In the present study, etoposide exposure induced a significant increase in the cellular destruction compared with normal rats. Spondias pinnata bark extract was able to revert mucositis, as is evident by the histological studies.

Our earlier study depicted that S. pinnata bark extract can alter specific parameters associated with etoposide induced damage in the peak stage of mucositis [5]. The study shows that S. pinnata bark extract contains large amounts of flavonoids and phenolic compounds, exhibits high antioxidant and free radical scavenging activities. It also chelates iron and has reducing power. These antioxidant properties may have had an impact on levels of damaging reactive oxygen species which are generated in the first stage of mucositis [37]. The S. pinnata induced effects appear to be dose dependent. This proof-of-concept study represents the first report of decreased intestinal inflammation following oral administration of S. pinnata extract.
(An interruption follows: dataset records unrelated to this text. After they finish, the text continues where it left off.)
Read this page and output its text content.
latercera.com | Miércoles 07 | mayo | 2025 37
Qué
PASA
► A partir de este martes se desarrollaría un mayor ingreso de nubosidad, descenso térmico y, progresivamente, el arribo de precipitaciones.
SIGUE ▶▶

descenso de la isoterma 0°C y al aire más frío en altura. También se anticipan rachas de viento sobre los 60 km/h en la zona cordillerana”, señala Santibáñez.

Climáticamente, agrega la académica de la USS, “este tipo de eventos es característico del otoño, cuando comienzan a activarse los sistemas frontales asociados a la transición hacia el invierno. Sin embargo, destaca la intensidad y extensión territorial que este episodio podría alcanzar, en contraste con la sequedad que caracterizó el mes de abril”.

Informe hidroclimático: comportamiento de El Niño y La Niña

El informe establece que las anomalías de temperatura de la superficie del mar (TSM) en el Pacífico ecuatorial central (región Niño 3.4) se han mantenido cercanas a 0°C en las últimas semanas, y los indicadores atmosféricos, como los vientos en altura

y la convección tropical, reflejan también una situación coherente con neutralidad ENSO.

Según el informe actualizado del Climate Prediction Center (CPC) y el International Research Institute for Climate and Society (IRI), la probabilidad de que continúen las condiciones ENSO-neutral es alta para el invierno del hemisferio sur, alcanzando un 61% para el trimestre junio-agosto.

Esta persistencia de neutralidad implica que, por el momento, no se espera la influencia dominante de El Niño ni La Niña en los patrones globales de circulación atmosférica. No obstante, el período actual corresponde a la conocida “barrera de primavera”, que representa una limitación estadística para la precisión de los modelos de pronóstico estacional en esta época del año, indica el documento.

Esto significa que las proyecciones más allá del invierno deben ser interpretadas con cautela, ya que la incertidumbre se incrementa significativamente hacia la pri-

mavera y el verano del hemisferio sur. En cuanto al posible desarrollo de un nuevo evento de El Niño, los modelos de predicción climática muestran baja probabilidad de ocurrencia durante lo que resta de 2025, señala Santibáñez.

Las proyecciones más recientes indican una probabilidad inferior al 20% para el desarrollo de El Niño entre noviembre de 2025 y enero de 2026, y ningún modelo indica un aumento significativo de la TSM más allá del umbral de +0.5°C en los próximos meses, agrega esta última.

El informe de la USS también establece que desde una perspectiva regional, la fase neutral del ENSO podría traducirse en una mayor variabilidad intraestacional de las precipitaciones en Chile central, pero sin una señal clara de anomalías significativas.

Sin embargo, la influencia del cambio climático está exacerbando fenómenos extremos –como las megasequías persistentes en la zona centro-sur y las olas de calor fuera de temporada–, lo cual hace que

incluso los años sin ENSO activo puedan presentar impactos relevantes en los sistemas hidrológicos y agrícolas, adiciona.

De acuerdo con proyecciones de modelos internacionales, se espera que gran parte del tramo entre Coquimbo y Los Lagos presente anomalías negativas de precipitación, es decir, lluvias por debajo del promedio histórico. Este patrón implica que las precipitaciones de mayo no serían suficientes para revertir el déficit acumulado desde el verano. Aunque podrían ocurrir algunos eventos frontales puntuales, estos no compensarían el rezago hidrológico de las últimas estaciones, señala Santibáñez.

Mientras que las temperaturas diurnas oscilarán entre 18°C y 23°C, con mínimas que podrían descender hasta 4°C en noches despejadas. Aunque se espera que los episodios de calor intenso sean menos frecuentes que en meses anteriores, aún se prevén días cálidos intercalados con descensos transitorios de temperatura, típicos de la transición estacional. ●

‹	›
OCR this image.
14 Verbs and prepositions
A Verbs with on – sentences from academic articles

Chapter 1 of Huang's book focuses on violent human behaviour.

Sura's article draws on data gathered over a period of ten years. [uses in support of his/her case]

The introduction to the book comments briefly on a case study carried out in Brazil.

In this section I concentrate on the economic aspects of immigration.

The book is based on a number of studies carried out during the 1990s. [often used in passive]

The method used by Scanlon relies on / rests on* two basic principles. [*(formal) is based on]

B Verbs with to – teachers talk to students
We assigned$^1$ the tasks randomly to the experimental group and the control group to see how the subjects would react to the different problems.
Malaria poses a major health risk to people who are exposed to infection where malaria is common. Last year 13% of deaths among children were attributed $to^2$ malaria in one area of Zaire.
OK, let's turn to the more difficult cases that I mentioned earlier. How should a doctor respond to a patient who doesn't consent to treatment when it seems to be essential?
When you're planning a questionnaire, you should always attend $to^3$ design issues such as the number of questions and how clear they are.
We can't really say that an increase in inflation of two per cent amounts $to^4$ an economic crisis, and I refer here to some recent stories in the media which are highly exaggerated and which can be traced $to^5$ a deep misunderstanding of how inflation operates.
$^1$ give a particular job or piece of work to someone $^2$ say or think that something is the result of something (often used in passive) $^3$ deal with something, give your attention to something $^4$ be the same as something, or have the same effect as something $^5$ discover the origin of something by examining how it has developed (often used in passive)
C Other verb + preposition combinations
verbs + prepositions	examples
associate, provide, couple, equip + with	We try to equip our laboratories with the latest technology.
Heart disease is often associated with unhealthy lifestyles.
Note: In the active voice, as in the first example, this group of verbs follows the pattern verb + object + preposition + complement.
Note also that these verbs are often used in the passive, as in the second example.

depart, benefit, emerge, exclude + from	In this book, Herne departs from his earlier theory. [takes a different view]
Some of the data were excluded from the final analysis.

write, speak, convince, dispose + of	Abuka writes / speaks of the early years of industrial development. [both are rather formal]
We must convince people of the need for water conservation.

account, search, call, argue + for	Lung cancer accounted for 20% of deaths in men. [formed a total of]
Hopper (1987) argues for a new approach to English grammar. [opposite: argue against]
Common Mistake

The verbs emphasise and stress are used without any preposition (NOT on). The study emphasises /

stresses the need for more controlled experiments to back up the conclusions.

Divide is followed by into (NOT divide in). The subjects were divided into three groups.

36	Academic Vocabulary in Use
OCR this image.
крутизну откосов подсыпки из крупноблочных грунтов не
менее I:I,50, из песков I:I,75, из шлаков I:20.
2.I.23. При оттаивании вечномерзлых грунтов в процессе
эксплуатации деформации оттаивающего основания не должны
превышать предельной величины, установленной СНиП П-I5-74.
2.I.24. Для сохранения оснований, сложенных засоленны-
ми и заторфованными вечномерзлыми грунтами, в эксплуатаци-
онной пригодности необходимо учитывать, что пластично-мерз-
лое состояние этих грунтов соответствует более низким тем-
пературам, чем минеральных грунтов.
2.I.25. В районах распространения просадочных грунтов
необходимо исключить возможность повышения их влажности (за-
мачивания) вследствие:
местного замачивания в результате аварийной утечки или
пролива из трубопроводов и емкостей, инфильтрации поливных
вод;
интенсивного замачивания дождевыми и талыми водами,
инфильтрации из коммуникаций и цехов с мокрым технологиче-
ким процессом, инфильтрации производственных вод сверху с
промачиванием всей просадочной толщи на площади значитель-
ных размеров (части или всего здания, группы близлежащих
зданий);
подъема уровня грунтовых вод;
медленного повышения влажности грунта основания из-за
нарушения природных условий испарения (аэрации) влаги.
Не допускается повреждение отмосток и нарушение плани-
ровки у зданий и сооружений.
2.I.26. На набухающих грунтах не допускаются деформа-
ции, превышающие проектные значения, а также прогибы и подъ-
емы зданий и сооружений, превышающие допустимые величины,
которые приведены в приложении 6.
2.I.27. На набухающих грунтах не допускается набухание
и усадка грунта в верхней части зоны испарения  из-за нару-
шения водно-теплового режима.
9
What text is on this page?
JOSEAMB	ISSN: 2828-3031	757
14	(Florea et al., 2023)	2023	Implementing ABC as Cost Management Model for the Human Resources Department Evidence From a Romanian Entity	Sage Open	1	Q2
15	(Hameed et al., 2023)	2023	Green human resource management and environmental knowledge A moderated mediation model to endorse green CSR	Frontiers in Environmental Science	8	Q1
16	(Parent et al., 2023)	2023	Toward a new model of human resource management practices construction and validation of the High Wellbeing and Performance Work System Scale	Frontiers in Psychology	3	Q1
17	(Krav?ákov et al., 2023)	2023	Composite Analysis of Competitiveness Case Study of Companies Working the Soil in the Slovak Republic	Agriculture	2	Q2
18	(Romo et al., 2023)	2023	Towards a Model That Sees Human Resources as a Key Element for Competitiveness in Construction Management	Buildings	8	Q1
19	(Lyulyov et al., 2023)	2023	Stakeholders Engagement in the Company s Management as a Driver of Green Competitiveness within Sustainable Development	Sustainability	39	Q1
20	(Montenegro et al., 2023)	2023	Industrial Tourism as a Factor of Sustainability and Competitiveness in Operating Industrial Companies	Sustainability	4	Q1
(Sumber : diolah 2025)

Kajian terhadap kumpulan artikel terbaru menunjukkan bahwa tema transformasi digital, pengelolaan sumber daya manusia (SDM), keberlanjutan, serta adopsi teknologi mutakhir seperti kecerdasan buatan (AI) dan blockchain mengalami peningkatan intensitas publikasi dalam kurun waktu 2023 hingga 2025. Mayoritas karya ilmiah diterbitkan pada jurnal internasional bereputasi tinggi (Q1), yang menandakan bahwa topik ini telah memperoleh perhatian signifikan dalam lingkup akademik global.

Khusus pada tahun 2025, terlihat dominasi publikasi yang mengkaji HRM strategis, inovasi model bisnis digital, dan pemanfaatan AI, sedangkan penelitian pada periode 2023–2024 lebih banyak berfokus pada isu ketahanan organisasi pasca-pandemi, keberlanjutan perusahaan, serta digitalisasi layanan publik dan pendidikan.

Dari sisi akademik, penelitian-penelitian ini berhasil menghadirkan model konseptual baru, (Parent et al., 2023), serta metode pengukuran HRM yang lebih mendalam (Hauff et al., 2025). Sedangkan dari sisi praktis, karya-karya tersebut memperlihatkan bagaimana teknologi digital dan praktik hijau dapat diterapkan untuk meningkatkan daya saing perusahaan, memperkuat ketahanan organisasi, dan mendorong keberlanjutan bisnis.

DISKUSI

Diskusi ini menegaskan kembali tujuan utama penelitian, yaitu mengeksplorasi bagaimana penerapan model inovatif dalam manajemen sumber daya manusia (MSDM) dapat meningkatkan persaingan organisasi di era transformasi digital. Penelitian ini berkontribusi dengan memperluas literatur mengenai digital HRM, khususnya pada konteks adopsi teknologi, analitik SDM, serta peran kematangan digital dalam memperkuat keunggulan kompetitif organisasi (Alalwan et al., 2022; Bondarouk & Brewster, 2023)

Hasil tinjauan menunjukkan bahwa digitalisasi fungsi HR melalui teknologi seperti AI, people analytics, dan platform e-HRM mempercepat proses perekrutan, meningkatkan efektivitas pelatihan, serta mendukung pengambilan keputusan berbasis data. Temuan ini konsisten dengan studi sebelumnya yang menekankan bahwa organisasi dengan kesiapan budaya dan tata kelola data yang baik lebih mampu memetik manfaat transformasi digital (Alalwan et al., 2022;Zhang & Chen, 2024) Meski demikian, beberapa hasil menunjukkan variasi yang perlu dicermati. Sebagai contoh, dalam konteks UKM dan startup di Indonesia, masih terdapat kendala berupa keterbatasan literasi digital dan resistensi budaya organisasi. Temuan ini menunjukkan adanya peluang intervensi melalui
Recent experimental studies [37] on mucositis have reported an elevation in IL-1B in rats exposed to chemo and radio therapy from epithelial cells inducing mucosal barrier rupture and resolution of mucositis could result by endogenous mechanism that antagonizes IL-1B activity. Pre-treatment with antiIL-1B may help to prevent the mucosal barrier loss and thus can preserve tight junctions. This could be a mechanism underlying the healing /preventive action of theS.pinnata bark extract against mucositis observed in the present study. In conclusion, S. pinnata extract was able to decrease histological severity scores, inflammation in the small intestine and alter the mucosal architecture following chemotherapy. The promising results from the present study of S. pinnata bark extract as a pharmacological agent to promote healing of the damaged intestine following chemotherapy, indicates a need for further investigation to show that it does not interfere with the efficacy of chemotherapy.